本来是要送红糖姜汤进来,进来时却明显感到这房间的气氛不对。但要细说哪里不对,佣人也说不上来。
佣人总觉得自己是不是该退出去,把这里让回给她们二人。
正在佣人纠结时,章寻宁让她进来:“姜汤吗?放在这里就行。”
手指点了点床头柜。
佣人松了口气,赶紧进来。
放好姜汤后,却还没走。
佣人顿了下,将手机拿来,递给章寻宁:“方才您手机落在楼下没拿上来,我看章姿女士给您打了电话。”
章寻宁接过手,确实有一则未接来电。
苗烟问佣人:“还有事吗?”
佣人连忙摆摆手,说没事了,然后离开了房间。
因送姜汤这么一事,方才尖锐的气氛被冲散不少,终于有喘息之机。
回拨给章姿时,苗烟就站在一旁,听不连贯她们的对话,只在通话中间听见章姿很大声地吼:“朱圆!说了别抢妈妈手机!”
显然是被抢走电话后又夺回。
章寻宁话少,只是间或“嗯”或者“好”一声。
与章姿的事情说完,苗烟看她关了手机,问:“什么事?”
章寻宁将手机放下:“明天章姿要出门玩,问我能不能让兄妹两个到我这里来住。”
苗烟:“你同意了?”
章寻宁点头。
半晌不再有任何动静。
那种气氛一旦被冲散,便很难再续。
章寻宁沉默一会儿,道:“你回自己的房间吧。”
苗烟低头,看她怀里还用着自己递给她的热水袋:“用完我,就把我赶走?”
章寻宁只是端起姜汤抿一口,面色仍然苍白:“需要静养。”
苗烟失笑。
这意思是说自己讲话太多,吵到她了?
不过一见那还不算很好的起色,苗烟也舍不得再多折腾她。
只好耸耸肩,听了她的话。
*
翌日傍晚,保姆带着朱家兄妹,以及各种玩具若干,准时来到章家。
他们来的也是巧,青山市天气变幻莫测,前脚刚进门,后脚外面就下了大雨。
或许是上次章姿将两个小拖油瓶寄住在章寻宁家里上瘾了,发现这样能自己敞开了玩,也或许是朱家兄妹闹得太厉害,非要过来住。

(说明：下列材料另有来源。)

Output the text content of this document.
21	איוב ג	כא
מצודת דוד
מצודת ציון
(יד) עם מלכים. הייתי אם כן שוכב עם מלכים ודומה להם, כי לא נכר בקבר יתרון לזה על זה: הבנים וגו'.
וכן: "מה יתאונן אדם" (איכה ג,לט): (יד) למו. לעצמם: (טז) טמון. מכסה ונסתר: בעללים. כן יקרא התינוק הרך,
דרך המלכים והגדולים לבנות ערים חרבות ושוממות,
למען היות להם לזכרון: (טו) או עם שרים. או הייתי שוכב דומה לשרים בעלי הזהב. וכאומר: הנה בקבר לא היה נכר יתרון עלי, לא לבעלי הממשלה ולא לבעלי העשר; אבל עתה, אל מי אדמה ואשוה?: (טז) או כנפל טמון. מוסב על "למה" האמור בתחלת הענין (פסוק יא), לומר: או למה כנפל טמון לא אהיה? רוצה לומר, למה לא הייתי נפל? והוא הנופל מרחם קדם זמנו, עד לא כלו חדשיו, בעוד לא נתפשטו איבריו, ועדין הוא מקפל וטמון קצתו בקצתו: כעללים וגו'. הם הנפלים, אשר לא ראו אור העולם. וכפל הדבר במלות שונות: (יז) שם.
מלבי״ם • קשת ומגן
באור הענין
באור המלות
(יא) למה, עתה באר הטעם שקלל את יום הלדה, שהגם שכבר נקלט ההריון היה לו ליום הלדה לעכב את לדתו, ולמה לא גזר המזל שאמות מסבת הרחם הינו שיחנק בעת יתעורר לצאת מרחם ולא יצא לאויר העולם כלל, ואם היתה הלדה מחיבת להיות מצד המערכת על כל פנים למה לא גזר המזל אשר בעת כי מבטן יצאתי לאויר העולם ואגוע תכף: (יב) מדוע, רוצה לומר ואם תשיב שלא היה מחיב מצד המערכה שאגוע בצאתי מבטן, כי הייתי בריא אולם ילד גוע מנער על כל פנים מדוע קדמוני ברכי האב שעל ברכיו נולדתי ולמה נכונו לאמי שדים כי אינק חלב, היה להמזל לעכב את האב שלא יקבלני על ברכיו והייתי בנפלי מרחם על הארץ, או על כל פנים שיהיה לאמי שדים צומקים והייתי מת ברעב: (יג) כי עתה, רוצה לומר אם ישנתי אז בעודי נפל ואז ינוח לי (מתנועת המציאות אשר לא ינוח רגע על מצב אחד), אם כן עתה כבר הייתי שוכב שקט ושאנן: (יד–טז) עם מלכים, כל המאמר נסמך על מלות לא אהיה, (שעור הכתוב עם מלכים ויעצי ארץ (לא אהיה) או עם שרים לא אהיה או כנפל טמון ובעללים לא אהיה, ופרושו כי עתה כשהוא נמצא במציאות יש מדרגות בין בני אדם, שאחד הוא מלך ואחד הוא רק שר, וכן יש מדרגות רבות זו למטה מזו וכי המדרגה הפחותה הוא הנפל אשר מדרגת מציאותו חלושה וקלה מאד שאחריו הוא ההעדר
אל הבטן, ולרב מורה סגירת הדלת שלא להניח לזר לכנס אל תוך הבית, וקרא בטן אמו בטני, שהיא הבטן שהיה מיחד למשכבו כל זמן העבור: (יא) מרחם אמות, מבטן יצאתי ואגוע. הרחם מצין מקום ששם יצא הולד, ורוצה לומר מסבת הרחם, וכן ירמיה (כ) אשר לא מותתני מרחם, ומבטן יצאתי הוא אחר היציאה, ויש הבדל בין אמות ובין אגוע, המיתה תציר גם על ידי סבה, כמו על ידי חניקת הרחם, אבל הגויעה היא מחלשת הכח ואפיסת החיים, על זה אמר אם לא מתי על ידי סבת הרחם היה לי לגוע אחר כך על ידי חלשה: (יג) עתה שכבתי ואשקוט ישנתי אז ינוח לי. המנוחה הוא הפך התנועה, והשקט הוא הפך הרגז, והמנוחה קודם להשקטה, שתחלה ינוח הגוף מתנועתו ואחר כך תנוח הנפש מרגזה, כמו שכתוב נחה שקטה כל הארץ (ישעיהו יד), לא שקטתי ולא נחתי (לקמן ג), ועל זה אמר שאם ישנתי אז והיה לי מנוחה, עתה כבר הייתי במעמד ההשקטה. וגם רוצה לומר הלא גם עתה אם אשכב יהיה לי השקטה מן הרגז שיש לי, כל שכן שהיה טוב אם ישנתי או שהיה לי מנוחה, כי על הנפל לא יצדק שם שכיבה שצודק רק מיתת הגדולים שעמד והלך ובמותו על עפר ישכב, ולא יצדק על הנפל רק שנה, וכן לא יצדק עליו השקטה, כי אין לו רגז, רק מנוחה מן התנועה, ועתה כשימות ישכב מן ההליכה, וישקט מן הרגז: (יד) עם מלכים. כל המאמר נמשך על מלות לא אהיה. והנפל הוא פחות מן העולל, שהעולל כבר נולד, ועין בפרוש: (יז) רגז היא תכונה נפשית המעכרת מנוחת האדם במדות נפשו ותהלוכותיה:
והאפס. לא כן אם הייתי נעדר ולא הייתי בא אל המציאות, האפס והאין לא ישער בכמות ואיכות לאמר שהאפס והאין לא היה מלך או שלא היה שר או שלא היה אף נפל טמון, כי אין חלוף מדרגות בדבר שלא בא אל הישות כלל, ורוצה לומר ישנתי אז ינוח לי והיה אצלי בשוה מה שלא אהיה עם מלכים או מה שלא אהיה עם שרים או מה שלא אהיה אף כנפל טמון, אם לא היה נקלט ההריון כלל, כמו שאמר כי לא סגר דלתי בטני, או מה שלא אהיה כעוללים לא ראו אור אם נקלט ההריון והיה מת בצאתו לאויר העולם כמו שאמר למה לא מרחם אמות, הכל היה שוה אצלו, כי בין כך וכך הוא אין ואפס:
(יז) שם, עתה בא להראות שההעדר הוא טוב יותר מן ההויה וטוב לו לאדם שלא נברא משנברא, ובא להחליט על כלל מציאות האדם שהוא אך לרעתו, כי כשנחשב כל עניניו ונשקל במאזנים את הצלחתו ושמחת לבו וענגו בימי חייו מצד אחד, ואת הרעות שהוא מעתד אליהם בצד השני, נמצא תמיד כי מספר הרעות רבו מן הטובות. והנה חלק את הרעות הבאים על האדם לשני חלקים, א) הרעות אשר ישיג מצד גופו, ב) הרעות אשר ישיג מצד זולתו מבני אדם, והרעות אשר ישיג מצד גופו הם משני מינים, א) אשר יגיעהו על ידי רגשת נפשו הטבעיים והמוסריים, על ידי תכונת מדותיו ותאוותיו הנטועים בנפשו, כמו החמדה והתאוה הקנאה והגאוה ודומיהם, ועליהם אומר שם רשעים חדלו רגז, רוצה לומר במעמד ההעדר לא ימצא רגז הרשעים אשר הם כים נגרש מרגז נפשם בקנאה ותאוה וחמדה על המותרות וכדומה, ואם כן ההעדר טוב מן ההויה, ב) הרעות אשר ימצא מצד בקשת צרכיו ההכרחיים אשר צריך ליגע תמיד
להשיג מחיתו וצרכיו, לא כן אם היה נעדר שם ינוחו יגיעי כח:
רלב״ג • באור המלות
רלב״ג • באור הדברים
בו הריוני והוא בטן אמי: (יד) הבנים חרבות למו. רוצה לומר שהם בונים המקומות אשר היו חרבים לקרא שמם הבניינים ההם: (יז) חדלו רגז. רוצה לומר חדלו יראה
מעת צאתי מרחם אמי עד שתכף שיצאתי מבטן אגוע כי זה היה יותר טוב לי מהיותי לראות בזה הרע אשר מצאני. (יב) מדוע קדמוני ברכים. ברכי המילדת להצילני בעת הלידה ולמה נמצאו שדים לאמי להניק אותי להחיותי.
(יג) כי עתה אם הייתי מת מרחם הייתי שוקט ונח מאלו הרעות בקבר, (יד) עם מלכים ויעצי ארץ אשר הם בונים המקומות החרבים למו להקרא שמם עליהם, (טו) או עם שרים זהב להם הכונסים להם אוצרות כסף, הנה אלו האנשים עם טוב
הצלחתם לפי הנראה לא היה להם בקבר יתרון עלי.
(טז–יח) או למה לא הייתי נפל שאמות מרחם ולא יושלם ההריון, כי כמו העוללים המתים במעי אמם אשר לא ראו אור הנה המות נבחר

他们来的时间正好是章家开晚饭的点,一个两个围好餐巾,举起勺子,兴冲冲等饭吃。
章寻宁的胃病过了昨天,吃了药,恢复正常饮食,今天已好了大半,平时注意保养也起到了作用,恢复得很快。
几个人一同在餐桌上吃完了晚饭,就各干各的。
章寻宁坐在单人椅上看书,苗烟和朱圆朱子星一起打游戏。趁章寻宁倒水那功夫,游戏还在等待中,朱圆眨眨眼,偷摸小声问她:“寻宁阿姨还赶你吗?”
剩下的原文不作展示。